Gericht | OLG Brandenburg 3. Senat für Familiensachen | Entscheidungsdatum | 18.12.2017 | |
---|---|---|---|---|
Aktenzeichen | 15 WF 165/17 | ECLI | ECLI:DE:OLGBB:2017:1218.15WF165.17.00 | |
Dokumententyp | Beschluss | Verfahrensgang | - | |
Normen |
Auf die sofortige Beschwerde der Antragstellerin wird der Beschluss des Amtsgerichts - Rechtspflegers - Potsdam vom 6. Juni 2017 - 44a F 325/10 - unter Zurückweisung des Rechtsmittels im Übrigen dahin abgeändert, dass die von der Antragstellerin zu zahlenden Monatsraten auf 225,00 € festgesetzt werden.
Die Gebühr gem. KVFam Nr. 1912 wird in vollem Umfang erhoben. Außergerichtliche Kosten werden nicht erstattet.
Die sofortige Beschwerde, mit der sich die Antragstellerin gegen die nachträgliche Anordnung einer Ratenzahlungsverpflichtung im Rahmen der ihr bewilligten Verfahrenskostenhilfe wendet, ist gem. §§ 113 Abs. 1 FamFG, 127 Abs. 2 Satz 2, 567 ZPO statthaft und auch im Übrigen zulässig.
In der Sache hat sie nur in geringem Umfang Erfolg.
Da das Verfahrenskostenhilfeverfahren vor dem 01.01.2014 eingeleitet worden ist, kommt gem. § 40 EGZPO für die Entscheidung, ob die in diesem Verfahren ergangene Entscheidung abgeändert werden kann, das bis zum 31.12.2013 geltende Recht zur Anwendung.
Die nachträgliche Anordnung von Ratenzahlungen kann gem. § 120 Abs. 4 Satz 1 ZPO a.F. dann getroffen werden, wenn sich die persönlichen und wirtschaftlichen Verhältnisse des Beteiligten wesentlich verbessert haben und dies zur Folge hat, dass nach Abzug aller gem. § 115 Abs. 1 ZPO a.F. zu berücksichtigenden Positionen der Betrag des gem. § 115 Abs. 2 ZPO a.F. einzusetzenden Einkommens mindestens 15,- € übersteigt. Das ist hier der Fall.

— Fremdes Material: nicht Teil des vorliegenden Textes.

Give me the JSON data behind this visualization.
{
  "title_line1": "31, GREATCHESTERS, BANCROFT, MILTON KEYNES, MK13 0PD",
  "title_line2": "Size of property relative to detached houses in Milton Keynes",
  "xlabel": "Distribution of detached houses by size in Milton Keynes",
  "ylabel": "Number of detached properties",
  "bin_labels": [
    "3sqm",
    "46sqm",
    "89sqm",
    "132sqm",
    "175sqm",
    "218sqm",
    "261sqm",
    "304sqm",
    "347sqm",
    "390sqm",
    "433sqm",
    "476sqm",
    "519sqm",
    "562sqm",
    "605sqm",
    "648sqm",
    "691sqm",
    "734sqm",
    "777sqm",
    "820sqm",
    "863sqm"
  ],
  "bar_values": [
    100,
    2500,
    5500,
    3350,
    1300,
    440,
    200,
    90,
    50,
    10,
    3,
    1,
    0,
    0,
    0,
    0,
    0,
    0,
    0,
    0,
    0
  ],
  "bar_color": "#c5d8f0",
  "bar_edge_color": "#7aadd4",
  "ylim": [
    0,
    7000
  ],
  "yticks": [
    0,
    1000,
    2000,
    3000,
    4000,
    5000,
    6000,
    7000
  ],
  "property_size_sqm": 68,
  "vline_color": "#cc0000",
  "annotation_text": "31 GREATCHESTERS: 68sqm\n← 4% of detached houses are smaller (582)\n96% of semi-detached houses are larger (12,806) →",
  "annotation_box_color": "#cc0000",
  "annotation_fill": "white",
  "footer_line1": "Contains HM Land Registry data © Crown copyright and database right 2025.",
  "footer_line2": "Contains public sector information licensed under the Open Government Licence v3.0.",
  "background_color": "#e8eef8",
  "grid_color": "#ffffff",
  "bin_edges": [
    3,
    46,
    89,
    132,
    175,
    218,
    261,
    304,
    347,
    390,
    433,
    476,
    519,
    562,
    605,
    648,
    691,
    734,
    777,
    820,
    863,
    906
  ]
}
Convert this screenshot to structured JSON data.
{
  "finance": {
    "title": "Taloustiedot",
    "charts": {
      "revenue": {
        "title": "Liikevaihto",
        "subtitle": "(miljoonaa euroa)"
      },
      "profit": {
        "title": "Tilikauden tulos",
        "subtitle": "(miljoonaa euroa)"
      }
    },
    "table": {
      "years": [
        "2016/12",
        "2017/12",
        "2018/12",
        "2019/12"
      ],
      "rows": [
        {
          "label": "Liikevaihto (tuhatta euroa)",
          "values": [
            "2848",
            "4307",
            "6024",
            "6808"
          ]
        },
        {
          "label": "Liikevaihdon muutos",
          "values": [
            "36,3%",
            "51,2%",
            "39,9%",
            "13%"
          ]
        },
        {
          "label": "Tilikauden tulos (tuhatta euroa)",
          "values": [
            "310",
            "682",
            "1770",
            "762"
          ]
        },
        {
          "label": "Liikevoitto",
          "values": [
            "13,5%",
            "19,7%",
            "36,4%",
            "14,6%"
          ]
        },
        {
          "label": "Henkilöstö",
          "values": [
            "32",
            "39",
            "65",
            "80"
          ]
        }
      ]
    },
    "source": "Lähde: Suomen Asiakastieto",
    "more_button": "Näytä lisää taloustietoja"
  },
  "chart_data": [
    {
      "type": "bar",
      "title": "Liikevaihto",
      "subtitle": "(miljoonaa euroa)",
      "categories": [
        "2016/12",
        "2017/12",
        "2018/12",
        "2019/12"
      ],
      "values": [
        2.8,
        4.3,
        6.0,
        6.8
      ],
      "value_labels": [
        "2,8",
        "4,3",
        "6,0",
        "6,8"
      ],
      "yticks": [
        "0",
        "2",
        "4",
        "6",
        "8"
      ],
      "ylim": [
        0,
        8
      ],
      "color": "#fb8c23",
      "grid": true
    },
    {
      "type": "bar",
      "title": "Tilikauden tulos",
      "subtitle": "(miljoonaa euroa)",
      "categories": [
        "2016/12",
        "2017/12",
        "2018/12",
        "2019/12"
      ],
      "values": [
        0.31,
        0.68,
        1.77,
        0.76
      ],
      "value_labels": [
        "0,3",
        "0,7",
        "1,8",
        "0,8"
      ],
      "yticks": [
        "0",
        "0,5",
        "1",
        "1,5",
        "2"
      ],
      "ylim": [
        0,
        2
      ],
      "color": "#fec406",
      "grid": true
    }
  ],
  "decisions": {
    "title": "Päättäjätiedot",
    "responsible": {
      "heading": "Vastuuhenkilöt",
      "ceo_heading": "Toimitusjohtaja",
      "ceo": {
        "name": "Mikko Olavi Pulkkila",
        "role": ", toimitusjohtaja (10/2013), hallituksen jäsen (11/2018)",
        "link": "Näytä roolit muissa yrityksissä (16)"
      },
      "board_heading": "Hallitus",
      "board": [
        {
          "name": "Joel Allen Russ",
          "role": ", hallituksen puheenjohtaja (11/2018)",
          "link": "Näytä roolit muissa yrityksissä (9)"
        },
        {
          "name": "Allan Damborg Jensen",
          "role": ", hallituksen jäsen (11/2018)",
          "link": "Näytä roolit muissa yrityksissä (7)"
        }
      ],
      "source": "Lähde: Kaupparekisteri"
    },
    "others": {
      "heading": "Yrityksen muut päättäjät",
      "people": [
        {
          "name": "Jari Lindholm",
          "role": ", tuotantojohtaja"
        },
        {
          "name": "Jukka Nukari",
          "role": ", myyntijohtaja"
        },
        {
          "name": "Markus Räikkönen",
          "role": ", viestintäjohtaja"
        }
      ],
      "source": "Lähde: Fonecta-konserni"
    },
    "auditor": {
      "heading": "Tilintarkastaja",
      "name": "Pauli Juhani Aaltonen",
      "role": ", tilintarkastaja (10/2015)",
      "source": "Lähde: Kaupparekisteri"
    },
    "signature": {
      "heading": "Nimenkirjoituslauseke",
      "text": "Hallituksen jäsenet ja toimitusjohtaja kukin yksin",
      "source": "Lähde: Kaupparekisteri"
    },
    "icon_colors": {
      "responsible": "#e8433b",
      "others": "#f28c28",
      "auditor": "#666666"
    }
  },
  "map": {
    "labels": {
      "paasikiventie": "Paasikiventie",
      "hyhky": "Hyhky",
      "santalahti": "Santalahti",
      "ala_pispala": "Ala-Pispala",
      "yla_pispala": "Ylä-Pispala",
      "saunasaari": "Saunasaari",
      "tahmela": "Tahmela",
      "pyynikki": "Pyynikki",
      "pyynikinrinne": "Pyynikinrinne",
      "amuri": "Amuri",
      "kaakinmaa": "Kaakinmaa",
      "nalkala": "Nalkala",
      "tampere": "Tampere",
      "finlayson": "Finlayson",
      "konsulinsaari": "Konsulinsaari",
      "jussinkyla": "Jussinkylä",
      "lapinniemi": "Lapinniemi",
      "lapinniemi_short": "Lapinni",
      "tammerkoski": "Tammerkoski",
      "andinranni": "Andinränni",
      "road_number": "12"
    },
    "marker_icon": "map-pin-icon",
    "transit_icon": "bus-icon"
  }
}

Dem Verfahrenskostenhilfebewilligungsbeschluss vom 22.11.2010 lag ein Nettoerwerbseinkommen, der Antragstellerin einschließlich Kindergeld von monatlich 2.872,82 € zugrunde, dem u.a. Aufwendungen für die Finanzierung sowie Betriebskosten des Eigenheims und sonstige Kreditbelastungen i.H.v. monatlich insgesamt 1.620,99 € genüberstanden. Ausweislich des Kontoauszugs der Antragstellerin für die Zeit vom 14.01. bis 14.02.2017 beträgt ihr monatliches Nettoeinkommen, einschließlich Kindergeld, 4.168,47 €. Hinzugetreten sind außerdem monatliche Einnahmen aus Vermietung und Verpachtung, die sich ausweislich ihrer Erklärung vom 01.11.2016 auf 256,00 € belaufen, sodass – abweichend von der angefochtenen Entscheidung – festzustellen ist, dass sich das insgesamt zu berücksichtigende Einkommen der Antragstellerin seit der Bewilligung der Verfahrenskostenhilfe um 1.551,75 € auf 4.424,57 € erhöht hat. Demgegenüber haben sich nach der Verfahrenskostenhilfebewilligung die zu berücksichtigten Belastungen reduziert. Hiergegen erinnert auch die sofortige Beschwerde nichts.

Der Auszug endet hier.